Of the two bores, Amanda's new hubbie Victor is expertly played by Charles Edwards who does a lovely line in discreet facial twitches. He ends up with Olivia Darnley's super-shrill Sybil - a budding relationship which explodes in the concluding spat.

The comedy has lost none of its freshness and Thea Sharrock's production is lively and, at best, has the citrus zing of a good cocktail. Period glamour is conjured by Peter Mumford's elegant retro-Thirties balconies with a futurist interior for the Paris flat. One niggle is that the punches are pulled in the fights. Fight directors these days have presumably all been nobbled by Health and Safety.

Much Ado About Nothing, directed by Peter Hall, has something in common with Coward's hymn to marital mayhem. But this story of Mediterranean intrigue and romance isn't done any favours by being set in the Jane Austen era. The chaps are all dressed like Lord Nelson and the women like Bo Peep. Even in this most unfetching get-up the delightful Janie Dee, as the clever clogs Beatrice, manages to melt the heart of confirmed bachelor Benedick - a romance which the entire court has engineered.

Aden Gillett's army officer Benedick is starchy and benign. His slow-burn romance with Beatrice - a molehill turning into a "mountain of affection" - is set against the melodrama of Claudio (Dan Stevens) and Hero (Olivia Darnley), the latter falsely accused at the altar. But there's no real sense of menace in the Don John baddie sub-plot to add stringency to this sentimental, verbose comedy.

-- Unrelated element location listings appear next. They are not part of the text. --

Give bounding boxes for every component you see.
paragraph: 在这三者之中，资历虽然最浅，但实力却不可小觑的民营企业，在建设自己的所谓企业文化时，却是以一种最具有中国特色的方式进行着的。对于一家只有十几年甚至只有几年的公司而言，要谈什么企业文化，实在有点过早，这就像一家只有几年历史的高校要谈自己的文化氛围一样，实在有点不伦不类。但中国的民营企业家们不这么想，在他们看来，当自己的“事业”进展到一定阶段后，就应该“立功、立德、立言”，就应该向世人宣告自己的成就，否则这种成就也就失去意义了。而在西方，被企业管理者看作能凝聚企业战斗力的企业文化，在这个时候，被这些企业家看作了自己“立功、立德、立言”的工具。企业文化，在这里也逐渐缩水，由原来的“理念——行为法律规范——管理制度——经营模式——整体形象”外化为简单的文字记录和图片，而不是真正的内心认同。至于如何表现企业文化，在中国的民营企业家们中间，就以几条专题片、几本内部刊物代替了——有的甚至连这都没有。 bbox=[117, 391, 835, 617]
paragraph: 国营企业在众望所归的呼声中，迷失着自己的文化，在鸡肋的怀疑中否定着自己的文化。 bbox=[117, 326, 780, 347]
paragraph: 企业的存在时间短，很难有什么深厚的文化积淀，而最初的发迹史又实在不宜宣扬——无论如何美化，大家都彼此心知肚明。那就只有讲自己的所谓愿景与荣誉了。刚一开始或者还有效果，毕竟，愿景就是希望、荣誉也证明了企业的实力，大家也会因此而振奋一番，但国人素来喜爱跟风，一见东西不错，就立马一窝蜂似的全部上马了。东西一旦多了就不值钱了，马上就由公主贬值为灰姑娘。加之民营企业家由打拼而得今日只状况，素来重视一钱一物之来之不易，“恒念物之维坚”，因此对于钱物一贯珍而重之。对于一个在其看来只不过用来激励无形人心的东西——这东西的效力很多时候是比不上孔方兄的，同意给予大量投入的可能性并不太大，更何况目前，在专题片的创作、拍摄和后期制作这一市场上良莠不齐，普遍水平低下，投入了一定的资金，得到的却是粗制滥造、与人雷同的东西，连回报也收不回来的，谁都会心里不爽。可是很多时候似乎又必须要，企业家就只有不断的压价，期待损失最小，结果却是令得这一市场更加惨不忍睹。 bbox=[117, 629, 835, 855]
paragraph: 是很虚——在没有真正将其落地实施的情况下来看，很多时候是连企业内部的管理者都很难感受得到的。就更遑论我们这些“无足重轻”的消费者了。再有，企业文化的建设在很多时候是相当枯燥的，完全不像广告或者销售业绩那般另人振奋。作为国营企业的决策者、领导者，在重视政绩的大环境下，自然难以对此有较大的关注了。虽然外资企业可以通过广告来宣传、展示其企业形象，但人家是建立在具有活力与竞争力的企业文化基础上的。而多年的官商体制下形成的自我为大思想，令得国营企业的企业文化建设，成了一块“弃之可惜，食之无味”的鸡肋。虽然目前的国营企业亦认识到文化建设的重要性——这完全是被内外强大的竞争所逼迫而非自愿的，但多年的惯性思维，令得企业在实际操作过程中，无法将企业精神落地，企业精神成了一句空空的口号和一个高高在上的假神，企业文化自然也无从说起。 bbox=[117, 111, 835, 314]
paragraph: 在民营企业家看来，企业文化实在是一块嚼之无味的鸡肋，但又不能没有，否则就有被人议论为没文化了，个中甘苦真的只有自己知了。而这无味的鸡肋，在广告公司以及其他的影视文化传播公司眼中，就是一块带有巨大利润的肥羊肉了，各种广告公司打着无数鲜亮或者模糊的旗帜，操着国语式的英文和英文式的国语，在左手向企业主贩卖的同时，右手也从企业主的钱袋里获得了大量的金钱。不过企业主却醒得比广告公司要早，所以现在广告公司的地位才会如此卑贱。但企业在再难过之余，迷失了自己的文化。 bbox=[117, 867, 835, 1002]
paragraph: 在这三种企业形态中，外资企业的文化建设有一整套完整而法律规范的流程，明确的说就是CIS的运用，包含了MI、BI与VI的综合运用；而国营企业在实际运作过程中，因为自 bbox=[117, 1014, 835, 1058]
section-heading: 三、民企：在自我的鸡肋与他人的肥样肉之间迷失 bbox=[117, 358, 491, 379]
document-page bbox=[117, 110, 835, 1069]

The big cheese Leonato is played by the always audible Philip Voss, and Sam Kelly as the buffoon constable Dogberry manages (just) not to outstay his welcome.

These two curiously related and enjoyable comedies - full of bickering romance and stubbed toes - provide a nothing if not uncivilised start to the new season. Engaged couples for whom life is still a bowl of cherries should probably avoid them both. Shaw's You Never Can Tell and Beckett's Waiting for Godot join the repertoire in August.